该压缩算法需要最少32,678个缓存集(16位来加密集合个数)。如果SSD容量很小,
并且不足32,678个缓存集合,那么对于每个SSD缓存块,EnhanceIO需要使用8字节的
内存。假若这样,如果一个缓存块大小为4K时,RAM使用SSD缓存容量的0.2%(2/1000)。
2.5. Loadable Replacement Policies
可加载替换策略
Since the SSD cache size is typically 10%-20% of the source volume
size, the set-associative nature of EnhanceIO necessitates cache
block replacement.
既然SSD缓存大小占源卷的10%-20%,EnhanceIO的组合相关映射特性必须要
缓存块替换。
The main EnhanceIO kernel module that implements the caching engine
uses a random (actually, almost like round-robin) replacement policy
that does not require any additional RAM and has the least CPU
overhead. However, there are two additional kernel modules that
implement FIFO and LRU replacement policies. FIFO is the default cache
replacement policy because it uses less RAM than LRU. The FIFO and LRU
kernel modules are independent of each other and do not have to be
loaded if they are not needed.
主EnhanceIO内核模块实现了缓存引擎,它使用了随机(其实,更应该是轮训)替换
策略,并不要求额外的RAM,CPU负载也最低。此外,还有两个额外的内核模块,实现
FIFO和LRU替换策略。FIFO是默认的缓存替换策略,因为较LRU,它使用较少的LRU。
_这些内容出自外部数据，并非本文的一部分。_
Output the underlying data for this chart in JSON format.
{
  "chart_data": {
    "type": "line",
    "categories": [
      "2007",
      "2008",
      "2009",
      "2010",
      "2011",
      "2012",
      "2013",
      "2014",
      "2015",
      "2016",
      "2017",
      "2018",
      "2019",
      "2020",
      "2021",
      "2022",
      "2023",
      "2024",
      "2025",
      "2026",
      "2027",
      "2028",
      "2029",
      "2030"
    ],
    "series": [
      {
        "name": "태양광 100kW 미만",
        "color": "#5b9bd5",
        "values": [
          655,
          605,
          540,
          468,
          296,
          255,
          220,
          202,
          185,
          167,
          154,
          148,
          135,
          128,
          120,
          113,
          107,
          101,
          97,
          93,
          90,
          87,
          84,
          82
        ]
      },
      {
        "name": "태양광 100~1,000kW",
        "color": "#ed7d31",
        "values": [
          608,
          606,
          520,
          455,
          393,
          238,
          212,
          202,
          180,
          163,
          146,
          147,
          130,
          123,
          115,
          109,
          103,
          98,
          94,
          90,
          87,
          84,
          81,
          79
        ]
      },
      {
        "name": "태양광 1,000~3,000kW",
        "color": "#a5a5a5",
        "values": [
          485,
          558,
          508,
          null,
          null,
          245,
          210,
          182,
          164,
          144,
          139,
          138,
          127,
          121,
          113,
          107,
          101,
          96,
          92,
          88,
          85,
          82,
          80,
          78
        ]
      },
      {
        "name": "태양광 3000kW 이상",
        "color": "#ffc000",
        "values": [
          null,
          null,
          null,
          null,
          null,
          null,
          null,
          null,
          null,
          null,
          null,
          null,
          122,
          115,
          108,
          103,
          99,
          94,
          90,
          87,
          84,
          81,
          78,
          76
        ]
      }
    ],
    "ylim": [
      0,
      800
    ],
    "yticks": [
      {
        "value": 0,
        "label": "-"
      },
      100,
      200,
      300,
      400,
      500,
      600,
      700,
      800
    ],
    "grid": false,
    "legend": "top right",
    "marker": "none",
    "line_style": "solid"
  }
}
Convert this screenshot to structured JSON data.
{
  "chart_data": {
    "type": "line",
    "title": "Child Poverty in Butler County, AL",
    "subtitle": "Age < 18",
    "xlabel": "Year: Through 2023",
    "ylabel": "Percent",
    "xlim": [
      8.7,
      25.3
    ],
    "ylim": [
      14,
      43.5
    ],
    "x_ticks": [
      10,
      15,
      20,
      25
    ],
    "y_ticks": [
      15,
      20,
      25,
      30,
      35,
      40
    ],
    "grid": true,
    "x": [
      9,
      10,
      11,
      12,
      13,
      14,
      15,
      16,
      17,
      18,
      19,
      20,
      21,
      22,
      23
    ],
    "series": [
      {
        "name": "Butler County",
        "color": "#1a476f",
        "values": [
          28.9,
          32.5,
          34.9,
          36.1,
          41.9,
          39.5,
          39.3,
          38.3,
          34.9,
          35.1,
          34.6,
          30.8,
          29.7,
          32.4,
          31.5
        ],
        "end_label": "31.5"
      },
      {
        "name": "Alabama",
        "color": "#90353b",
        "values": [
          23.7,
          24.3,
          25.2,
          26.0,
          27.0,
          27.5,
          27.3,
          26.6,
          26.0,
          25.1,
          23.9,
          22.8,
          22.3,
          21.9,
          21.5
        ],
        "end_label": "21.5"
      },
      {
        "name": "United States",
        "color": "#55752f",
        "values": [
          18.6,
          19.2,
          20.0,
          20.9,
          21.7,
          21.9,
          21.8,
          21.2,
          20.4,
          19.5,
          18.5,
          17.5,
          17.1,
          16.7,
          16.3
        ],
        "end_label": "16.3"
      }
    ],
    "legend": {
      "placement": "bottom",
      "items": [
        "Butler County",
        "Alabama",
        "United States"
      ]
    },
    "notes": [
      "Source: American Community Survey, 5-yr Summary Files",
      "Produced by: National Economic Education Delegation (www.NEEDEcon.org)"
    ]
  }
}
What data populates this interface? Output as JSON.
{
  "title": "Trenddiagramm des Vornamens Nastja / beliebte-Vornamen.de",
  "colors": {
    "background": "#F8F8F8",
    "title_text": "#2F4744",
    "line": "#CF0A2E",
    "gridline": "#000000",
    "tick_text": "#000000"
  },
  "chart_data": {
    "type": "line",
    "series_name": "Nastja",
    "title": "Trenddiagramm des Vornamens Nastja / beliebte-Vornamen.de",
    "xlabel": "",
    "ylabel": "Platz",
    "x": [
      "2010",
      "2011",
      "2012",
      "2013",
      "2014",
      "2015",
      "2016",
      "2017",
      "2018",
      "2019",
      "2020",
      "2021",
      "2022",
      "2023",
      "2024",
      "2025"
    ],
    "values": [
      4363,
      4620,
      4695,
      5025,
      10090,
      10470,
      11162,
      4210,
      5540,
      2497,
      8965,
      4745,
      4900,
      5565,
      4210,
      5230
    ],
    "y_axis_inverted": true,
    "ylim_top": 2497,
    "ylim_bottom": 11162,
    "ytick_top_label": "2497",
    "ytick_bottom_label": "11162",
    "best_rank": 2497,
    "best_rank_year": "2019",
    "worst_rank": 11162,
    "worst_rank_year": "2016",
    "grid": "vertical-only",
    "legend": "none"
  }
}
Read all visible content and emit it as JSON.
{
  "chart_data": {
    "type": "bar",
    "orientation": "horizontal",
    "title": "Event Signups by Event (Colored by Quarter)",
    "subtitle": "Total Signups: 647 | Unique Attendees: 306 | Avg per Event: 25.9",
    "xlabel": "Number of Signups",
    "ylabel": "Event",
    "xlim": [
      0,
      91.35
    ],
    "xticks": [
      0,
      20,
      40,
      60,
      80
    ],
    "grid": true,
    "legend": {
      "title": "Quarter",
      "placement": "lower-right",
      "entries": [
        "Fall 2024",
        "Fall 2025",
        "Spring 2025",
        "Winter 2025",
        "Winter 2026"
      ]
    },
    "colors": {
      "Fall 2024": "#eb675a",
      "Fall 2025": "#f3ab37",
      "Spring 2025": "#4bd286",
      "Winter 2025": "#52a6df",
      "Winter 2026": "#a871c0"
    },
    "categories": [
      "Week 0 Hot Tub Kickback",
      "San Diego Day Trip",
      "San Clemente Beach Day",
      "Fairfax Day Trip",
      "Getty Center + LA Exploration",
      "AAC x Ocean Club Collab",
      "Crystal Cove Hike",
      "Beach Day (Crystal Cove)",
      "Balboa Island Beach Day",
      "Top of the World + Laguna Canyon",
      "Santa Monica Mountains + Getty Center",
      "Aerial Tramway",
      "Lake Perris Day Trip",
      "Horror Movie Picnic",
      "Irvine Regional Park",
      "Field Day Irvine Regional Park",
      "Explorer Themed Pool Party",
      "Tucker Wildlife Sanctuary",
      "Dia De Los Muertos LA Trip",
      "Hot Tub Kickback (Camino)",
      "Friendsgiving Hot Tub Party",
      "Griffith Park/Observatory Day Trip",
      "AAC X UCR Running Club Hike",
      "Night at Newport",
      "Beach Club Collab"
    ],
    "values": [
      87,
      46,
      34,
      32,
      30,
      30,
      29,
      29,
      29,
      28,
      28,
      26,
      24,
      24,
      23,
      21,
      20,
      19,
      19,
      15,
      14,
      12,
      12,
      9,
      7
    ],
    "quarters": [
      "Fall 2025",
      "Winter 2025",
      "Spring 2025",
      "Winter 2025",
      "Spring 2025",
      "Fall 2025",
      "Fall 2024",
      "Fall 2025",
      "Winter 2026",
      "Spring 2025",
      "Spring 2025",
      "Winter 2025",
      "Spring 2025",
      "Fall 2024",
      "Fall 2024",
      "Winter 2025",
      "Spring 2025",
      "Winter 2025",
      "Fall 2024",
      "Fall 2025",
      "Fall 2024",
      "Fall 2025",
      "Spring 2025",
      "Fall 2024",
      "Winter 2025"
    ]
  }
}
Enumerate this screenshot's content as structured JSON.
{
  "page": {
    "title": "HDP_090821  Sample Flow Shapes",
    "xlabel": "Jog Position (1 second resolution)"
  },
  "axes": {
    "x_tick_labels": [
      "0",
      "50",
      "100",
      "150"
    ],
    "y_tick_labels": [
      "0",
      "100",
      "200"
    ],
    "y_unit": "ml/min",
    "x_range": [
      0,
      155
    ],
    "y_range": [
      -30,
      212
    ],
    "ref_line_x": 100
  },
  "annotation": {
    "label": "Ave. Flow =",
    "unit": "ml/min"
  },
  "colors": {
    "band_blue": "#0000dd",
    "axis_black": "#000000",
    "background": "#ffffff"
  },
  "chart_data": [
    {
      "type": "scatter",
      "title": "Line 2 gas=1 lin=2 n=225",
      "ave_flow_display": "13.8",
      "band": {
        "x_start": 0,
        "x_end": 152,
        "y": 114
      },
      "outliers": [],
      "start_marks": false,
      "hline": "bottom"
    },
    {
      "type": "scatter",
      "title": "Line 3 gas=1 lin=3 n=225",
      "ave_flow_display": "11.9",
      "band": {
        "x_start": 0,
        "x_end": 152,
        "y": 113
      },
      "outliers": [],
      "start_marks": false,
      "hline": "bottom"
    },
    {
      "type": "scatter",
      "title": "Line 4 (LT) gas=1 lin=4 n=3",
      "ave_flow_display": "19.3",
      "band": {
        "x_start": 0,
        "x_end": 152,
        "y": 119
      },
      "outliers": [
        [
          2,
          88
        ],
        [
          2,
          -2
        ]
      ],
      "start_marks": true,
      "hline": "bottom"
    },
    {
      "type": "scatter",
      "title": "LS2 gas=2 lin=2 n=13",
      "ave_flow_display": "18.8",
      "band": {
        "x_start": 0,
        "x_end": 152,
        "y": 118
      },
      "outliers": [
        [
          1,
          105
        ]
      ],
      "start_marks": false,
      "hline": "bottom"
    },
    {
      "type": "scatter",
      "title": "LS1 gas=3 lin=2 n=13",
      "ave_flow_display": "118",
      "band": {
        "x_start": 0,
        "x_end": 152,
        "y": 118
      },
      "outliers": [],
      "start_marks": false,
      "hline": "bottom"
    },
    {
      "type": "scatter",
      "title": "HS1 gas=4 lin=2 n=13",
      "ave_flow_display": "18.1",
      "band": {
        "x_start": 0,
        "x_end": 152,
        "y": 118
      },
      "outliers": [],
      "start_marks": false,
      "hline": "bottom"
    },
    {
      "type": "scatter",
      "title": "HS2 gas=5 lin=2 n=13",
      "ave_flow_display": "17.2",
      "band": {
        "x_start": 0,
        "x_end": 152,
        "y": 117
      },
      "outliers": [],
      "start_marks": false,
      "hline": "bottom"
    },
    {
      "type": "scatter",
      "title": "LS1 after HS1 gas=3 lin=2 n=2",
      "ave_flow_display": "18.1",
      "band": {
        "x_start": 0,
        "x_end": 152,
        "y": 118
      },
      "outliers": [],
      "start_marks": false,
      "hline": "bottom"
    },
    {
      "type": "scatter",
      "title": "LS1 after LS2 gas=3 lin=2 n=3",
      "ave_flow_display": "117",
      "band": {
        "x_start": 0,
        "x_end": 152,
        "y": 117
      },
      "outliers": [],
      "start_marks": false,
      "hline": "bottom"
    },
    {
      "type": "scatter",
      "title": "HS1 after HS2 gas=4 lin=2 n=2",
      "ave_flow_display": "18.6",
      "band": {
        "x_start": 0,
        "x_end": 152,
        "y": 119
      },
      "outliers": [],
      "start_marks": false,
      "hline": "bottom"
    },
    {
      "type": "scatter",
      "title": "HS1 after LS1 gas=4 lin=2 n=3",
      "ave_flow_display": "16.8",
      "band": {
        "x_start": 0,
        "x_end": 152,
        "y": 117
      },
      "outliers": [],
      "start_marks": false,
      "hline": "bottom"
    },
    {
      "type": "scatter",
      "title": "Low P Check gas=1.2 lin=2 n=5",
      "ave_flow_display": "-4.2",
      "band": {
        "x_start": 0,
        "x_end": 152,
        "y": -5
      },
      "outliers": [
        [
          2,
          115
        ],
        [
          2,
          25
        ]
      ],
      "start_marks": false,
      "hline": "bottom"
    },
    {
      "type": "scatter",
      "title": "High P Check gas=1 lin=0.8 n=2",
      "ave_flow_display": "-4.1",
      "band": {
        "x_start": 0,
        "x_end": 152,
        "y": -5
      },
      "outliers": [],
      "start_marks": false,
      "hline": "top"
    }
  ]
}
FIFO和LRU内核模块各自独立,并且如果不需要时它们不会被加载。
Since the replacement policy modules do not consume much RAM when not
used, both modules are typically loaded after the main caching engine
is loaded. RAM is used only after a cache has been instantiated to use
either the FIFO or the LRU replacement policy.
既然替换策略模块在不使用时不消耗很多RAM,那么在主缓存引擎加载之后,这
两个模块就被加载了。只有在缓存使用FIFO或者LRU替换策略实例化后,RAM才会
被使用。
Please note that the RAM used for replacement policies is in addition
to the RAM used for meta data (mentioned in Section 2.1). The table
below shows howmuch RAM each cache replacement policy uses:
注意:替换策略中的RAM使用是除开元数据使用的内存之外的,下图显示各种策略使用RAM情况。
POLICYRAM USAGE
---------------
Random0
FIFO4 bytes per cache set
LRU4 bytes per cache set + 4 bytes per cache block
2.6. Optimal Alignment of Data Blocks on SSD
SSD上数据块的最佳对齐
EnhanceIO writes all meta data and data blocks on 4K-aligned blocks
on the SSD. This minimizes write amplification and flash wear.
It also improves performance.
EnhanceIO在SSD上写所有元数据和数据块都按照4K边界对齐,这最小化了写入放大
和flash损耗。它也提升了性能。
2.7. Improved device failure handling
提升了设备故障控制
Failure of an SSD device in read-only and write-through modes is
handled gracefully by allowing I/O to continue to/from the
source volume. An application may notice a drop in performance but it
will not receive any I/O errors.
只读和透写模式下,SSD设备故障可以很优雅地处理,通过允许I/O来继续读/写
源卷。一个应用可能会注意到性能的下降,但是不会获取到任何I/O错误。
Failure of an SSD device in write-back mode obviously results in the
loss of dirty blocks in the cache. To guard against this data loss, two
SSD devices can be mirrored via RAID 1.
回写模式下,SSD故障明显地导致缓存中脏数据的丢失。为了防止数据丢失,两块SSD
设备可以通过做RAID1。
EnhanceIO identifies device failures based on error codes. Depending on
whether the failure is likely to be intermittent or permanent, it takes
the best suited action.
EnhanceIO识别设备基于错误码的设备故障。取决于故障是间歇性的还是持久性的,
它会选择最合适的措施。
2.8. Coding optimizations
代码优化
Several coding optizations have been done to reduce CPU usage. These
include removing queues which are not required for write-through and
read-only cache modes, splitting of a single large spinlock, and more.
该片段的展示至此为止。